= Manus Canning =

Politician from Northern Ireland

Manus Canning (died 16 March 2018) was an Irish republican politician and paramilitary.

Born in Derry, Canning spent time in Gweedore practising the Irish language before working in London for a few years in the late 1940s. He had returned to Derry by April 1951, when he secretly attached the flag of Ireland to the top of Walker's Pillar in the city. He joined the Irish Republican Army's Derry Unit, which successfully raided the Ebrington Barracks of the British Army. As a result of this experience, Canning was sent to England in 1953, where he, Cathal Goulding and Seán Mac Stíofáin raided the British Officers Training Corps School, obtaining a significant amount of weaponry. However, the three were caught when their vehicle was stopped in London. They received prison sentences of eight years each, which they spent at Wormwood Scrubs.

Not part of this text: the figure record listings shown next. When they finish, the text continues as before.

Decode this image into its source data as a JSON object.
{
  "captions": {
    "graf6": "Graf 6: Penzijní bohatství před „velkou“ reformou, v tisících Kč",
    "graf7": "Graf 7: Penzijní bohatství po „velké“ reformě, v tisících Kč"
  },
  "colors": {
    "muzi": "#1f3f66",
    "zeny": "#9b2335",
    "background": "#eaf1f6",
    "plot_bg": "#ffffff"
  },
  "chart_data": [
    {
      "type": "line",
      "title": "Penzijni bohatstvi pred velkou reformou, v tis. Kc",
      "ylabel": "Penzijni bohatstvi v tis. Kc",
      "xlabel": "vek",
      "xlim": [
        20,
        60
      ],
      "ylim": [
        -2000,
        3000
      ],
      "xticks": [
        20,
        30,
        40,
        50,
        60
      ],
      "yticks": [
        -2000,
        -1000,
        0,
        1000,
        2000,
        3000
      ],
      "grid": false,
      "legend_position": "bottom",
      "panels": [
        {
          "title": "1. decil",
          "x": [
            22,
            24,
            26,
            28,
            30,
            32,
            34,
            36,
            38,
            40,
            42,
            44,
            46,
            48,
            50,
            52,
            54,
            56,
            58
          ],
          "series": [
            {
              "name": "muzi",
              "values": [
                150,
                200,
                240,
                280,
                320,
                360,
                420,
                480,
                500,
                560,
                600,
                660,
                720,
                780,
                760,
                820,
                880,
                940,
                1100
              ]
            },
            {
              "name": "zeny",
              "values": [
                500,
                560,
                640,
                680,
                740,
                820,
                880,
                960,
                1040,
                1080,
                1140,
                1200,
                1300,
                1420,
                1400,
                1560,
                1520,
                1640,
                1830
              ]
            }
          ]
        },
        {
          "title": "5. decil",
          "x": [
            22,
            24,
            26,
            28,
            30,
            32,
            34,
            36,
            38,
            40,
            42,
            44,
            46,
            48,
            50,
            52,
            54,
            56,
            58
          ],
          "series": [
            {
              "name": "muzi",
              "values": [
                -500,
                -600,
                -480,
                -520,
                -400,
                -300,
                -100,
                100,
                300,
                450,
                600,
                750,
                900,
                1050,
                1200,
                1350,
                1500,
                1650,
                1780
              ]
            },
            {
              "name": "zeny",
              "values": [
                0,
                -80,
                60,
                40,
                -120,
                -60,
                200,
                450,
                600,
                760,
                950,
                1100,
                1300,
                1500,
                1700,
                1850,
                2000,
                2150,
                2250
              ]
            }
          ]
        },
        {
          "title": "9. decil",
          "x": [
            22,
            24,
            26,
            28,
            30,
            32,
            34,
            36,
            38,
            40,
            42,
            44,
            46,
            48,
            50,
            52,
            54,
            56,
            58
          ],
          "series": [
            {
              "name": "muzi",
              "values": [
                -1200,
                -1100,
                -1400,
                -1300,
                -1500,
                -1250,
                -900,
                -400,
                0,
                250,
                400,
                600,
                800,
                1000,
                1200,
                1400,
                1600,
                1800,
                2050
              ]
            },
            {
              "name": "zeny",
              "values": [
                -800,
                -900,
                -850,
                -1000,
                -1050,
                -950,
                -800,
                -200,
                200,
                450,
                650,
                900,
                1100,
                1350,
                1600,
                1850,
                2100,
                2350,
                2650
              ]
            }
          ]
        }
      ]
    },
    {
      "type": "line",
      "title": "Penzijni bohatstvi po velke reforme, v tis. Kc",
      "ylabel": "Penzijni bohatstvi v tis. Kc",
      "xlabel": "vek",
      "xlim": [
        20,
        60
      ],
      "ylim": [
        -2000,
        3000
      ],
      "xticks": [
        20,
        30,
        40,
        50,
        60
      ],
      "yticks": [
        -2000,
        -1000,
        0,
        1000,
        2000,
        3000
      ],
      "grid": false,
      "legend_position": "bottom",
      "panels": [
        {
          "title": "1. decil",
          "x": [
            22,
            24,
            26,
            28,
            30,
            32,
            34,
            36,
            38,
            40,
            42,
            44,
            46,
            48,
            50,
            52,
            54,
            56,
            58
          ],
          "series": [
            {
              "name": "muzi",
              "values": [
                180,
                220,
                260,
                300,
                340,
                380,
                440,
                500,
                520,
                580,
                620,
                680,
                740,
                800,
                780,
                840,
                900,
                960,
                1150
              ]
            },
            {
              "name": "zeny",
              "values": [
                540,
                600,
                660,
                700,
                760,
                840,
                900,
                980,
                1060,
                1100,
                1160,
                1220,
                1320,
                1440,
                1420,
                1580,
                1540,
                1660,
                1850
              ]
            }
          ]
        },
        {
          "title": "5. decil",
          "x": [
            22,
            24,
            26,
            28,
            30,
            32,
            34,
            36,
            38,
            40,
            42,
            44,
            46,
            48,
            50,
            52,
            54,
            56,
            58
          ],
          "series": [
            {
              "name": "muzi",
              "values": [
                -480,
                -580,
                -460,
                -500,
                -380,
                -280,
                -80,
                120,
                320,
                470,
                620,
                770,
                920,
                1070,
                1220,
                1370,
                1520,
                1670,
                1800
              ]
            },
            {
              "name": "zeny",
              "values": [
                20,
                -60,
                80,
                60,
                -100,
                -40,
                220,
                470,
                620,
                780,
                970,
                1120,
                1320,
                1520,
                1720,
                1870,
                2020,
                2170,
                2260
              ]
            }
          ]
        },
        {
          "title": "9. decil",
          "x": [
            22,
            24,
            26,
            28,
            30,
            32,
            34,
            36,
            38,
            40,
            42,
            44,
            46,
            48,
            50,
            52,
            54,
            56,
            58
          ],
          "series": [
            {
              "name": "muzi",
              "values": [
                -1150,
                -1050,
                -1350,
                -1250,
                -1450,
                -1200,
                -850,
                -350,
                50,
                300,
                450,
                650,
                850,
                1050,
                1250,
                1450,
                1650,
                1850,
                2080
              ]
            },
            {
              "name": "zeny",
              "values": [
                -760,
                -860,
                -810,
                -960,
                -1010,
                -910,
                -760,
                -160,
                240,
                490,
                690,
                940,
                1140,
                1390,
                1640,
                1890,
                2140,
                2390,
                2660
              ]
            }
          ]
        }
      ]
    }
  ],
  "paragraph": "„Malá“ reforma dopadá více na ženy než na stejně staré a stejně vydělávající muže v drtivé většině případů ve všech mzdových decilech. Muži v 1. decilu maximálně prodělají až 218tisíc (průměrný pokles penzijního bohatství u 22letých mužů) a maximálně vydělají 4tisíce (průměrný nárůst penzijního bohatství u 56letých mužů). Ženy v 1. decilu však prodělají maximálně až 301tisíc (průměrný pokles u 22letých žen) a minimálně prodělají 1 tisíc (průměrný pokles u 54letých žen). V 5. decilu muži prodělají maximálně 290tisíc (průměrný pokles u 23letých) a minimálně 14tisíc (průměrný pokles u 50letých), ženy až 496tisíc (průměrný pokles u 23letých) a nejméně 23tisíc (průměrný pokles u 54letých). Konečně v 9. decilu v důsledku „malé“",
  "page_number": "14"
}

While in prison, Canning stood for Sinn Féin in Londonderry at the 1955 general election, taking 35.5% of the vote. He stood again in 1959, when the party attempted a public campaign on his behalf, but he took only 27% of the vote. He also taught Mac Stíofáin to speak Irish. On release, he was sent by the IRA to Germany and Austria to source ammunition for future attacks.

In 1960, Canning moved to New York City to work for a publishing company. At the request of the IRA, he and Vincent Conlon assumed the leadership of Clan na Gael in the hope of raising additional funds for the IRA, although this had little immediate effect.

While in New York, Canning spent time with Brendan Behan, and in 1964 met Naoko, the couple later marrying and moving back to Derry. He died in the city in March 2018.